[vector] lane-wise operations considered as constants

Thu Jun 20 00:22:05 UTC 2019

In the vector-unstable branch most of the lane-wise
operations are demoted to simple constants in the
VectorOperators class (which is almost, but not quite,
an enum or the union of several enums).

So we are removing these methods (and many like them):

FloatVector atan2(Vector<Float> v);
FloatVector atan2(float s);
FloatVector atan2(Vector<Float> v, VectorMask<Float> m);
FloatVector atan2(float s, VectorMask<Float> m);

Instead of those four we have, also in FloatVector:

FloatVector lanewise(VectorOperators.Binary op, Vector<Float> v);
FloatVector lanewise(VectorOperators.Binary op, float s);
FloatVector lanewise(VectorOperators.Binary op, Vector<Float> v, VectorMask<Float> m);
FloatVector lanewise(VectorOperators.Binary op, float s, VectorMask<Float> m);

plus a lone constant:

VectorOperators.Binary ATAN2;  // public static final in VectorOperators

This would be a clear lose if we just did it for atan2, but in fact
we are doing it for about 90 methods, so it's a net gain.

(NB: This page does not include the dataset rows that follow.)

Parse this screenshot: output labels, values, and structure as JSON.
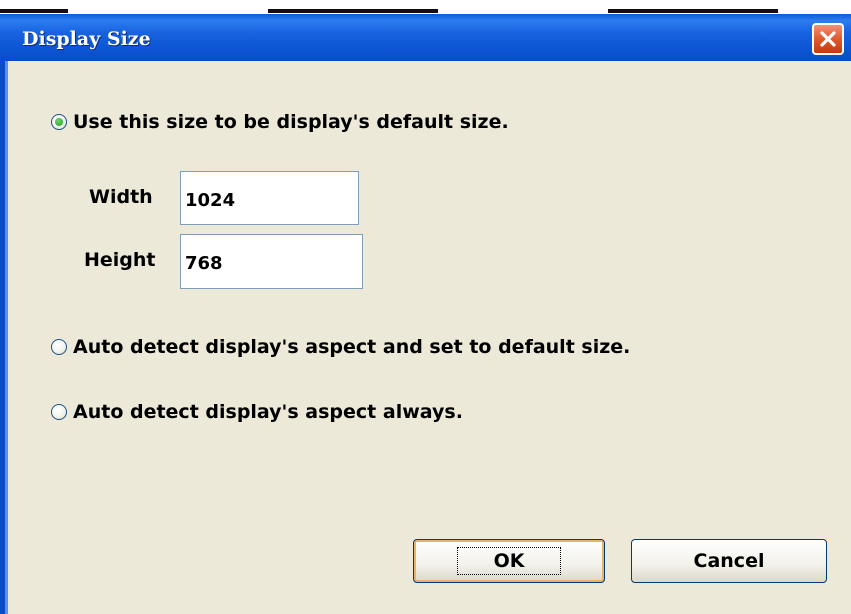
{
  "dialog": {
    "title": "Display Size",
    "close_icon": "close-icon"
  },
  "options": {
    "use_size_label": "Use this size to be display's default size.",
    "auto_default_label": "Auto detect display's aspect and set to default size.",
    "auto_always_label": "Auto detect display's aspect  always.",
    "selected": "use_size"
  },
  "size": {
    "width_label": "Width",
    "width_value": "1024",
    "height_label": "Height",
    "height_value": "768"
  },
  "buttons": {
    "ok_label": "OK",
    "cancel_label": "Cancel"
  },
  "colors": {
    "titlebar": "#0a5ad8",
    "dialog_bg": "#ece9d8",
    "close_button": "#e05a2e",
    "radio_selected": "#21a121"
  }
}
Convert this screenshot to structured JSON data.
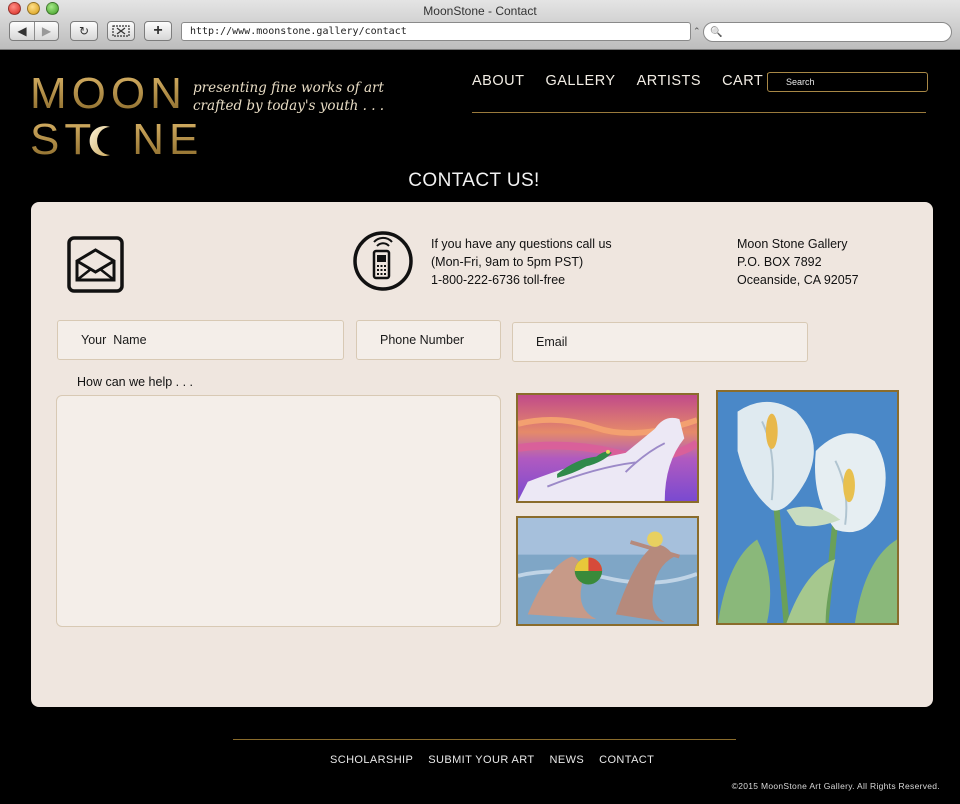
{
  "browser": {
    "window_title": "MoonStone - Contact",
    "url": "http://www.moonstone.gallery/contact",
    "reload_glyph": "↻",
    "add_glyph": "+",
    "back_glyph": "◀",
    "forward_glyph": "▶",
    "search_glyph": "🔍"
  },
  "site": {
    "logo_line1": "MOON",
    "logo_line2_a": "ST",
    "logo_line2_b": "NE",
    "tagline_line1": "presenting fine works of art",
    "tagline_line2": "crafted by today's youth  . . .",
    "brand_color": "#b08a3e",
    "nav": [
      {
        "label": "ABOUT"
      },
      {
        "label": "GALLERY"
      },
      {
        "label": "ARTISTS"
      },
      {
        "label": "CART"
      }
    ],
    "search_placeholder": "Search"
  },
  "page": {
    "heading": "CONTACT US!"
  },
  "contact": {
    "call_line1": "If you have any questions call us",
    "call_line2": "(Mon-Fri, 9am to 5pm PST)",
    "call_line3": "1-800-222-6736  toll-free",
    "addr_line1": "Moon Stone Gallery",
    "addr_line2": "P.O. BOX 7892",
    "addr_line3": "Oceanside, CA 92057",
    "name_placeholder": "Your  Name",
    "phone_placeholder": "Phone Number",
    "email_placeholder": "Email",
    "help_label": "How can we help . . ."
  },
  "footer": {
    "links": [
      {
        "label": "SCHOLARSHIP"
      },
      {
        "label": "SUBMIT YOUR ART"
      },
      {
        "label": "NEWS"
      },
      {
        "label": "CONTACT"
      }
    ],
    "copyright": "©2015 MoonStone Art Gallery. All Rights Reserved."
  }
}
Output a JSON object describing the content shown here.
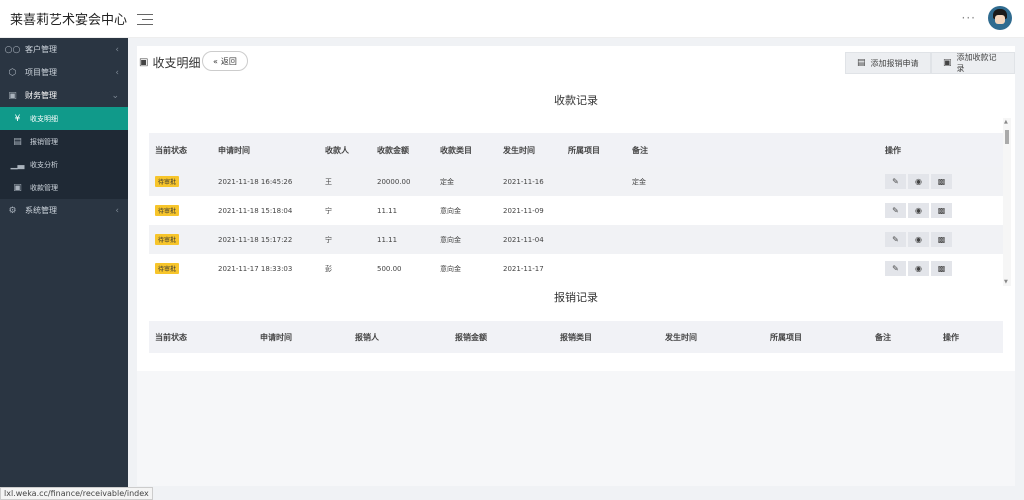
{
  "app": {
    "title": "莱喜莉艺术宴会中心"
  },
  "sidebar": {
    "items": [
      {
        "label": "客户管理",
        "icon": "users-icon"
      },
      {
        "label": "项目管理",
        "icon": "cube-icon"
      },
      {
        "label": "财务管理",
        "icon": "cash-icon"
      }
    ],
    "finance_sub": [
      {
        "label": "收支明细",
        "icon": "yen-icon"
      },
      {
        "label": "报销管理",
        "icon": "car-icon"
      },
      {
        "label": "收支分析",
        "icon": "bar-chart-icon"
      },
      {
        "label": "收款管理",
        "icon": "cash-icon"
      }
    ],
    "system": {
      "label": "系统管理",
      "icon": "gear-icon"
    }
  },
  "statusbar": {
    "url": "lxl.weka.cc/finance/receivable/index"
  },
  "page": {
    "title": "收支明细",
    "back_label": "返回",
    "add_reimburse_label": "添加报销申请",
    "add_receipt_label": "添加收款记录"
  },
  "receipts": {
    "title": "收款记录",
    "columns": [
      "当前状态",
      "申请时间",
      "收款人",
      "收款金额",
      "收款类目",
      "发生时间",
      "所属项目",
      "备注",
      "操作"
    ],
    "rows": [
      {
        "status": "待审批",
        "apply_time": "2021-11-18 16:45:26",
        "payee": "王",
        "amount": "20000.00",
        "category": "定金",
        "occur_time": "2021-11-16",
        "project": "",
        "note": "定金"
      },
      {
        "status": "待审批",
        "apply_time": "2021-11-18 15:18:04",
        "payee": "宁",
        "amount": "11.11",
        "category": "意向金",
        "occur_time": "2021-11-09",
        "project": "",
        "note": ""
      },
      {
        "status": "待审批",
        "apply_time": "2021-11-18 15:17:22",
        "payee": "宁",
        "amount": "11.11",
        "category": "意向金",
        "occur_time": "2021-11-04",
        "project": "",
        "note": ""
      },
      {
        "status": "待审批",
        "apply_time": "2021-11-17 18:33:03",
        "payee": "彭",
        "amount": "500.00",
        "category": "意向金",
        "occur_time": "2021-11-17",
        "project": "",
        "note": ""
      }
    ]
  },
  "reimbursements": {
    "title": "报销记录",
    "columns": [
      "当前状态",
      "申请时间",
      "报销人",
      "报销金额",
      "报销类目",
      "发生时间",
      "所属项目",
      "备注",
      "操作"
    ]
  }
}
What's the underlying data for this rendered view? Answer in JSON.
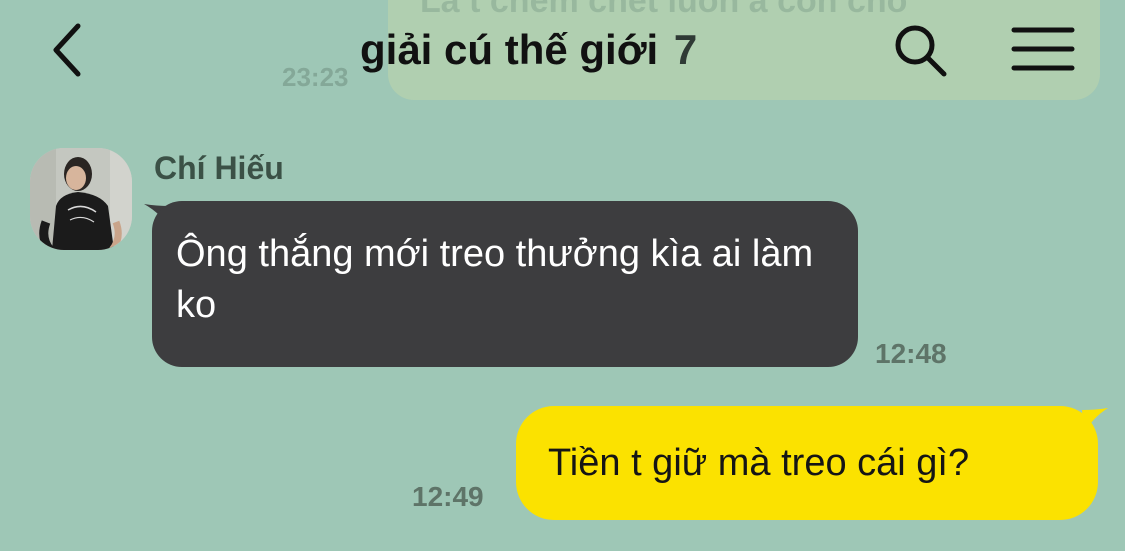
{
  "background": {
    "chat_bg_color": "#9ec7b6",
    "previous_message_text": "Là t chém chết luôn á còn cho",
    "previous_message_time": "23:23"
  },
  "header": {
    "title": "giải cú thế giới",
    "member_count": "7",
    "back_icon": "chevron-left-icon",
    "search_icon": "search-icon",
    "menu_icon": "hamburger-menu-icon"
  },
  "messages": {
    "incoming": {
      "sender": "Chí Hiếu",
      "text": "Ông thắng mới treo thưởng kìa ai làm ko",
      "time": "12:48",
      "bubble_color": "#3d3d3f"
    },
    "outgoing": {
      "text": "Tiền t giữ mà treo cái gì?",
      "time": "12:49",
      "bubble_color": "#fbe200"
    }
  }
}
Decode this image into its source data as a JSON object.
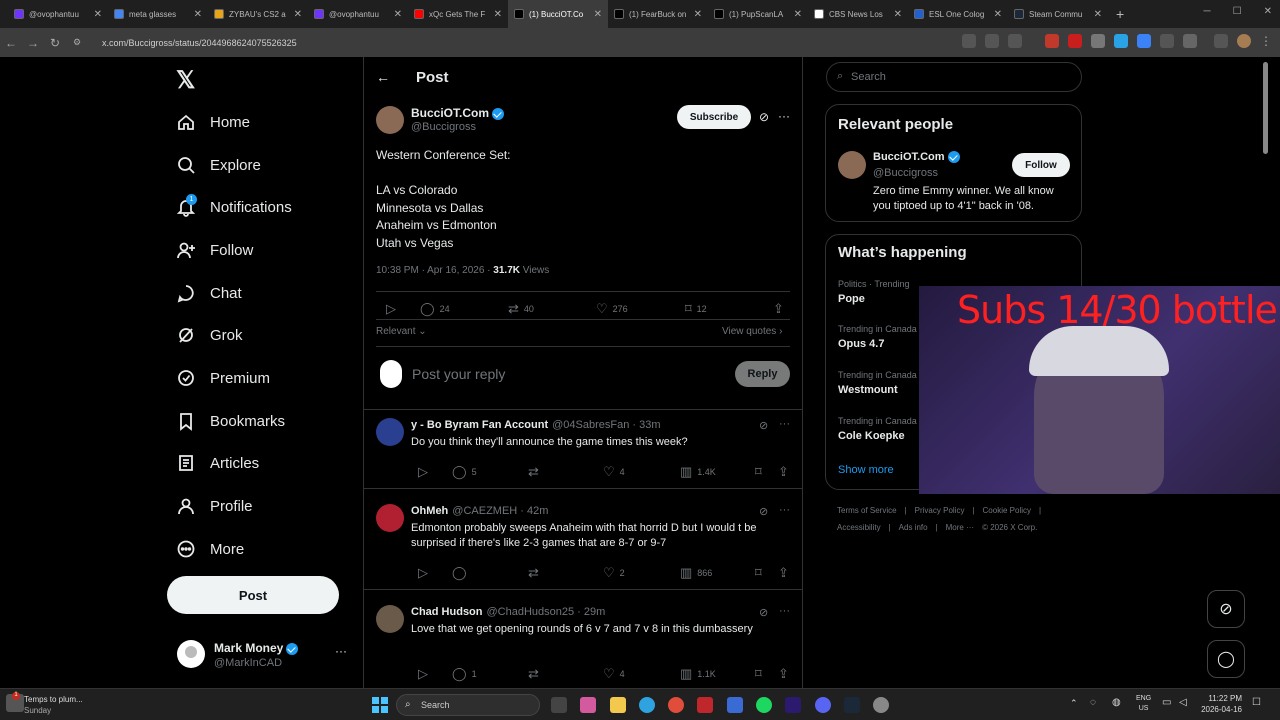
{
  "browser": {
    "tabs": [
      {
        "title": "@ovophantuu",
        "color": "#6e33ff"
      },
      {
        "title": "meta glasses",
        "color": "#4285f4"
      },
      {
        "title": "ZYBAU's CS2 a",
        "color": "#e8a317"
      },
      {
        "title": "@ovophantuu",
        "color": "#6e33ff"
      },
      {
        "title": "xQc Gets The F",
        "color": "#ff0000"
      },
      {
        "title": "(1) BucciOT.Co",
        "color": "#000000",
        "active": true
      },
      {
        "title": "(1) FearBuck on",
        "color": "#000000"
      },
      {
        "title": "(1) PupScanLA",
        "color": "#000000"
      },
      {
        "title": "CBS News Los",
        "color": "#ffffff"
      },
      {
        "title": "ESL One Colog",
        "color": "#2060d0"
      },
      {
        "title": "Steam Commu",
        "color": "#1b2838"
      }
    ],
    "url": "x.com/Buccigross/status/2044968624075526325"
  },
  "nav": {
    "logo": "𝕏",
    "items": [
      {
        "label": "Home",
        "icon": "home-icon"
      },
      {
        "label": "Explore",
        "icon": "search-icon"
      },
      {
        "label": "Notifications",
        "icon": "bell-icon",
        "badge": "1"
      },
      {
        "label": "Follow",
        "icon": "person-add-icon"
      },
      {
        "label": "Chat",
        "icon": "chat-icon"
      },
      {
        "label": "Grok",
        "icon": "grok-icon"
      },
      {
        "label": "Premium",
        "icon": "premium-icon"
      },
      {
        "label": "Bookmarks",
        "icon": "bookmark-icon"
      },
      {
        "label": "Articles",
        "icon": "articles-icon"
      },
      {
        "label": "Profile",
        "icon": "profile-icon"
      },
      {
        "label": "More",
        "icon": "more-circle-icon"
      }
    ],
    "post_label": "Post",
    "account": {
      "name": "Mark Money",
      "handle": "@MarkInCAD"
    }
  },
  "header": {
    "title": "Post"
  },
  "post": {
    "author": "BucciOT.Com",
    "handle": "@Buccigross",
    "subscribe": "Subscribe",
    "lines": [
      "Western Conference Set:",
      "",
      "LA vs Colorado",
      "Minnesota vs Dallas",
      "Anaheim vs Edmonton",
      "Utah vs Vegas"
    ],
    "timestamp": "10:38 PM · Apr 16, 2026 ·",
    "views_count": "31.7K",
    "views_label": "Views",
    "replies": "24",
    "reposts": "40",
    "likes": "276",
    "bookmarks": "12",
    "sort": "Relevant",
    "view_quotes": "View quotes"
  },
  "composer": {
    "placeholder": "Post your reply",
    "reply_label": "Reply"
  },
  "replies": [
    {
      "name": "y - Bo Byram Fan Account",
      "handle": "@04SabresFan · 33m",
      "text": "Do you think they'll announce the game times this week?",
      "replies": "5",
      "reposts": "",
      "likes": "4",
      "views": "1.4K"
    },
    {
      "name": "OhMeh",
      "handle": "@CAEZMEH · 42m",
      "text": "Edmonton probably sweeps Anaheim with that horrid D but I would t be surprised if there's like 2-3 games that are 8-7 or 9-7",
      "replies": "",
      "reposts": "",
      "likes": "2",
      "views": "866"
    },
    {
      "name": "Chad Hudson",
      "handle": "@ChadHudson25 · 29m",
      "text": "Love that we get opening rounds of 6 v 7 and 7 v 8 in this dumbassery",
      "replies": "1",
      "reposts": "",
      "likes": "4",
      "views": "1.1K"
    }
  ],
  "search": {
    "placeholder": "Search"
  },
  "relevant": {
    "title": "Relevant people",
    "name": "BucciOT.Com",
    "handle": "@Buccigross",
    "follow": "Follow",
    "bio": "Zero time Emmy winner. We all know you tiptoed up to 4'1\" back in '08."
  },
  "happening": {
    "title": "What’s happening",
    "trends": [
      {
        "context": "Politics · Trending",
        "name": "Pope"
      },
      {
        "context": "Trending in Canada",
        "name": "Opus 4.7"
      },
      {
        "context": "Trending in Canada",
        "name": "Westmount"
      },
      {
        "context": "Trending in Canada",
        "name": "Cole Koepke"
      }
    ],
    "show_more": "Show more"
  },
  "footer": {
    "links": [
      "Terms of Service",
      "|",
      "Privacy Policy",
      "|",
      "Cookie Policy",
      "|"
    ],
    "links2": [
      "Accessibility",
      "|",
      "Ads info",
      "|",
      "More ···",
      "© 2026 X Corp."
    ]
  },
  "webcam": {
    "overlay": "Subs 14/30 bottle"
  },
  "taskbar": {
    "weather_title": "Temps to plum...",
    "weather_sub": "Sunday",
    "search": "Search",
    "lang1": "ENG",
    "lang2": "US",
    "time": "11:22 PM",
    "date": "2026-04-16"
  }
}
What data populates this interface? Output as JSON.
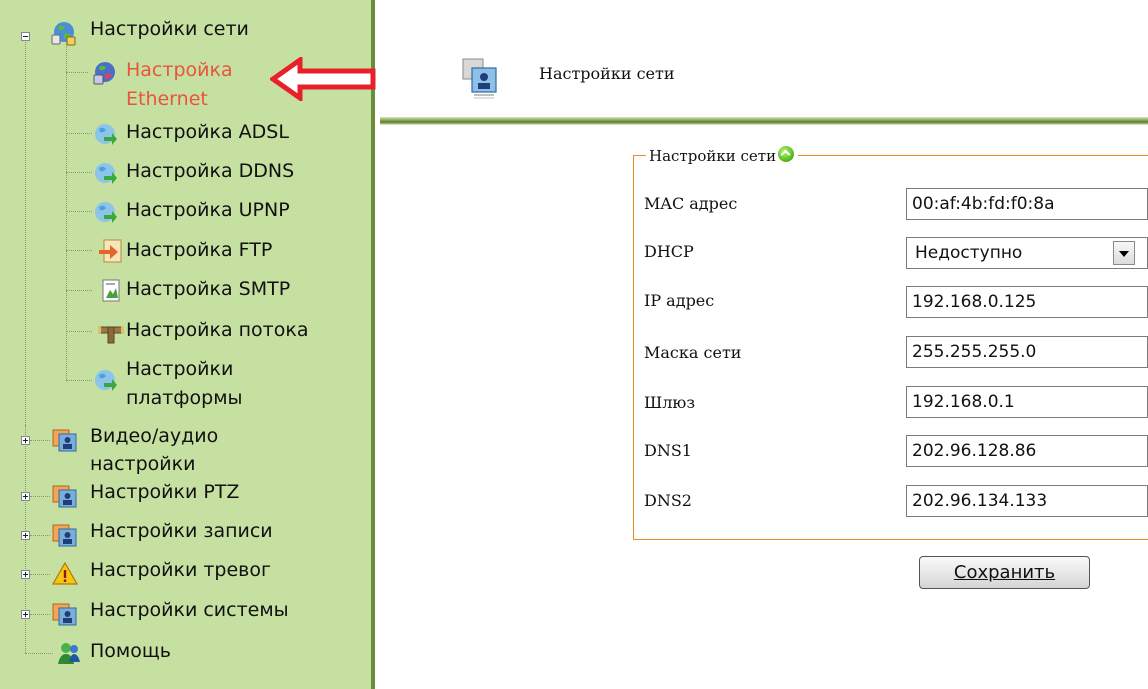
{
  "sidebar": {
    "network": {
      "label": "Настройки сети",
      "items": [
        {
          "label_line1": "Настройка",
          "label_line2": "Ethernet",
          "icon": "network-globe-icon",
          "active": true
        },
        {
          "label": "Настройка ADSL",
          "icon": "globe-icon"
        },
        {
          "label": "Настройка DDNS",
          "icon": "globe-icon"
        },
        {
          "label": "Настройка UPNP",
          "icon": "globe-icon"
        },
        {
          "label": "Настройка FTP",
          "icon": "ftp-arrow-icon"
        },
        {
          "label": "Настройка SMTP",
          "icon": "mail-document-icon"
        },
        {
          "label": "Настройка потока",
          "icon": "pipe-icon"
        },
        {
          "label_line1": "Настройки",
          "label_line2": "платформы",
          "icon": "globe-icon"
        }
      ]
    },
    "video_audio": {
      "label_line1": "Видео/аудио",
      "label_line2": "настройки"
    },
    "ptz": {
      "label": "Настройки PTZ"
    },
    "record": {
      "label": "Настройки записи"
    },
    "alarm": {
      "label": "Настройки тревог"
    },
    "system": {
      "label": "Настройки системы"
    },
    "help": {
      "label": "Помощь"
    }
  },
  "header": {
    "title": "Настройки сети"
  },
  "form": {
    "legend": "Настройки сети",
    "fields": {
      "mac": {
        "label": "MAC адрес",
        "value": "00:af:4b:fd:f0:8a"
      },
      "dhcp": {
        "label": "DHCP",
        "value": "Недоступно"
      },
      "ip": {
        "label": "IP адрес",
        "value": "192.168.0.125"
      },
      "mask": {
        "label": "Маска сети",
        "value": "255.255.255.0"
      },
      "gateway": {
        "label": "Шлюз",
        "value": "192.168.0.1"
      },
      "dns1": {
        "label": "DNS1",
        "value": "202.96.128.86"
      },
      "dns2": {
        "label": "DNS2",
        "value": "202.96.134.133"
      }
    },
    "save_label": "Сохранить"
  },
  "colors": {
    "sidebar_bg": "#c6e0a2",
    "active_item": "#e8553c",
    "fieldset_border": "#e98a2c",
    "annotation_arrow": "#e8202a"
  }
}
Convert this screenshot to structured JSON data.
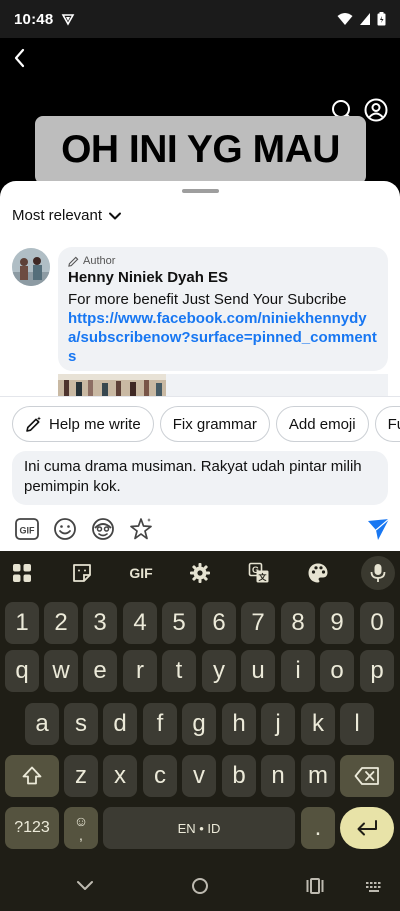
{
  "status_bar": {
    "time": "10:48",
    "icons": [
      "vpn-icon",
      "wifi-icon",
      "signal-icon",
      "battery-icon"
    ]
  },
  "video": {
    "caption": "OH INI YG MAU",
    "icons": [
      "back-icon",
      "search-icon",
      "profile-icon"
    ]
  },
  "comments": {
    "sort_label": "Most relevant",
    "pinned": {
      "badge": "Author",
      "author": "Henny Niniek Dyah ES",
      "text": "For more benefit Just Send Your Subcribe",
      "link": "https://www.facebook.com/niniekhennydya/subscribenow?surface=pinned_comments"
    }
  },
  "ai_chips": [
    "Help me write",
    "Fix grammar",
    "Add emoji",
    "Fu"
  ],
  "input": {
    "value": "Ini cuma drama musiman. Rakyat udah pintar milih pemimpin kok."
  },
  "composer_tools": [
    "gif-icon",
    "emoji-icon",
    "avatar-sticker-icon",
    "sparkle-sticker-icon",
    "send-icon"
  ],
  "keyboard": {
    "toolbar": {
      "gif_label": "GIF",
      "icons": [
        "apps-grid-icon",
        "sticker-icon",
        "settings-icon",
        "translate-icon",
        "palette-icon",
        "mic-icon"
      ]
    },
    "row_numbers": [
      "1",
      "2",
      "3",
      "4",
      "5",
      "6",
      "7",
      "8",
      "9",
      "0"
    ],
    "row1": [
      "q",
      "w",
      "e",
      "r",
      "t",
      "y",
      "u",
      "i",
      "o",
      "p"
    ],
    "row2": [
      "a",
      "s",
      "d",
      "f",
      "g",
      "h",
      "j",
      "k",
      "l"
    ],
    "row3": [
      "z",
      "x",
      "c",
      "v",
      "b",
      "n",
      "m"
    ],
    "symbols_key": "?123",
    "emoji_key_top": "☺",
    "emoji_key_bottom": ",",
    "space_label": "EN • ID",
    "period_key": "."
  },
  "nav_bar": {
    "icons": [
      "nav-back-icon",
      "nav-home-icon",
      "nav-recents-icon",
      "keyboard-switch-icon"
    ]
  }
}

A few methods keep their previous forms (with four overloadings),
as well as a new constant.  These are ADD, SUB, MUL, and DIV.
We can call these "full service" methods, since you can code all
day long with them without resorting to the lanewise(op…) syntax.
The unary operators ABS and NEG are also retained as regular
regular methods, in both regular and masked overloadings.

A few more methods keep *some* of the previous overloadings,
supporting constant broadcasts but not masking.  These are
methods are SQRT, POW, FMA.  If you want fma(float,FloatVector)
or fma(FloatVector,float), you need to call lanewise(), but you get
fma(float,float) and fma(FloatVector,FloatVector).

Similar choices are made for non-floating bitwise types, adding
nice (but non-masking) methods for AND, OR, and NOT.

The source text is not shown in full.